What This Means for Maritime Stocks
I'm still running this strategy on shipping stocks because the sector has some advantages:
- Natural segmentation: Tankers, dry bulk, and containers face different market forces
- High correlation within segments: Companies in the same segment respond to the same freight rates
- Volatility: Shipping stocks move a lot, creating potential divergences
But I'm now much more careful about pair selection. Rather than blindly taking the lowest-SSD pairs, I'm looking for pairs that:
- Have historically mean-reverted multiple times
- Show sufficient divergence to actually trigger trades
- Have reasonable liquidity for both long and short positions
The live signals page shows current pair status, but treat this as research, not trading advice. The strategy's edge—if it exists—is thin.
Code
The backtesting code is open source: github.com/dhrstrijker/ggr-backtest
Note: I used Claude Code to write this and haven't manually verified every line yet. I did write tests to ensure calculations are correct, but I'll be going through the code manually as well.
References
- Do, B., & Faff, R. (2010). Does simple pairs trading still work? Financial Analysts Journal, 66(4), 83-95.

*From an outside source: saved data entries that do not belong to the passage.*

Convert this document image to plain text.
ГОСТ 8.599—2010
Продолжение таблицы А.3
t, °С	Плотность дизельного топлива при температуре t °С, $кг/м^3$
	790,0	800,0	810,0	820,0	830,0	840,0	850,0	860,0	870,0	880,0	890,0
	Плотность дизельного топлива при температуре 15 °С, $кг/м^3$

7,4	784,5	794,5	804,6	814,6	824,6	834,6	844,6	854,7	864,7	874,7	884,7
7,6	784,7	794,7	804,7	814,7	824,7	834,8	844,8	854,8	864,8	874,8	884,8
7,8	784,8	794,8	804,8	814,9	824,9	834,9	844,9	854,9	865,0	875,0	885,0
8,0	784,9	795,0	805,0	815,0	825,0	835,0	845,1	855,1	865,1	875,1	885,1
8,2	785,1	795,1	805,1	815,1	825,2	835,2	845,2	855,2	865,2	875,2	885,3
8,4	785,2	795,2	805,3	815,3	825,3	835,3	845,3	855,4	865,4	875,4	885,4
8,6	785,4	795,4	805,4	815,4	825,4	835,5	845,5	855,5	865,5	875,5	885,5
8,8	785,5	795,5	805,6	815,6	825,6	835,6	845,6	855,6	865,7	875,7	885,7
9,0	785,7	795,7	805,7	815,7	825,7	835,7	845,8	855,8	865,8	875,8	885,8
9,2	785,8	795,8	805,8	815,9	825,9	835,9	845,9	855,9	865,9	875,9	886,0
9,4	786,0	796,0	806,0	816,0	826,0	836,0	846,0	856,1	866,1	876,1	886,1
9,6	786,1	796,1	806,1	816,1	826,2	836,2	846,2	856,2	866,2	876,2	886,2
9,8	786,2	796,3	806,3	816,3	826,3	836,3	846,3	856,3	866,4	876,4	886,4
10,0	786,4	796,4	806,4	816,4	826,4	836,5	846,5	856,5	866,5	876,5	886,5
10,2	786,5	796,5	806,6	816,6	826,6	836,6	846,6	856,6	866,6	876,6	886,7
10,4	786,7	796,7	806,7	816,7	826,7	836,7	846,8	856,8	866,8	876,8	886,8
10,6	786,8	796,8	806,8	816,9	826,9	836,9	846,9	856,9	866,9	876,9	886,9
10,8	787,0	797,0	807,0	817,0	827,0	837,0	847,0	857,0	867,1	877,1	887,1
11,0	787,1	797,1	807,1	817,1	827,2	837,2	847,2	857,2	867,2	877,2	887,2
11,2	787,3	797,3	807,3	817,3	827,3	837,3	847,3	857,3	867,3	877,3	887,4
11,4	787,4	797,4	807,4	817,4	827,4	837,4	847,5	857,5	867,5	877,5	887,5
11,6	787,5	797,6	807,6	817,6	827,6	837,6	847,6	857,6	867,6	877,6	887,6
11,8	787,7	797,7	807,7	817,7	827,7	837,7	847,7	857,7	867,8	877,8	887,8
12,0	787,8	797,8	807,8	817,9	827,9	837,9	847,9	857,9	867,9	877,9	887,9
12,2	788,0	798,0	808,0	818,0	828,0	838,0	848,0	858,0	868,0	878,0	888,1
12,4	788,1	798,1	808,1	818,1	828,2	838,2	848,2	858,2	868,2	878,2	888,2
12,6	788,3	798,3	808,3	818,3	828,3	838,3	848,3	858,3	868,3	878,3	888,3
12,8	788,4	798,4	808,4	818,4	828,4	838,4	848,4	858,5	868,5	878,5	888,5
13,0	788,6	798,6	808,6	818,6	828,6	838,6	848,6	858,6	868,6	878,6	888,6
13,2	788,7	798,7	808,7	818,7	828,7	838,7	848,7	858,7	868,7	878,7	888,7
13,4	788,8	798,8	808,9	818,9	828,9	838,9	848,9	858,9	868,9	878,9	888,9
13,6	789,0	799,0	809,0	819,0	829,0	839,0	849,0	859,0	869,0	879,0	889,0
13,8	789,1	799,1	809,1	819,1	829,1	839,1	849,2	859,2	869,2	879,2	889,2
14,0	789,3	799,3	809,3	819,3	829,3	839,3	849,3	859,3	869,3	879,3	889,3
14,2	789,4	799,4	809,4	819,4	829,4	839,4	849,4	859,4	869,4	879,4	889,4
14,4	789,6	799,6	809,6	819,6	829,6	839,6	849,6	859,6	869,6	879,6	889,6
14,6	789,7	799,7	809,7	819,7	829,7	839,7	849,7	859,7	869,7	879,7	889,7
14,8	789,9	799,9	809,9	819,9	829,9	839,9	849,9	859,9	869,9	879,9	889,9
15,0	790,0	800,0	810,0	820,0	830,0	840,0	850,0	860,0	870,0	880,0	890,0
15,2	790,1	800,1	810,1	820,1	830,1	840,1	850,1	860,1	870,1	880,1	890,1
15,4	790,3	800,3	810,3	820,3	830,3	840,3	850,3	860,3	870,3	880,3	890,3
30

- Gatev, E., Goetzmann, W. N., & Rouwenhorst, K. G. (2006). Pairs trading: Performance of a relative-value arbitrage rule. Review of Financial Studies, 19(3), 797-827.
- Krauss, C. (2015). Statistical arbitrage pairs trading strategies: Review and outlook. IWQW Discussion Papers, No. 09/2015.
- Zhu, X. (2024). Examining pairs trading profitability. Unpublished senior essay, Yale University.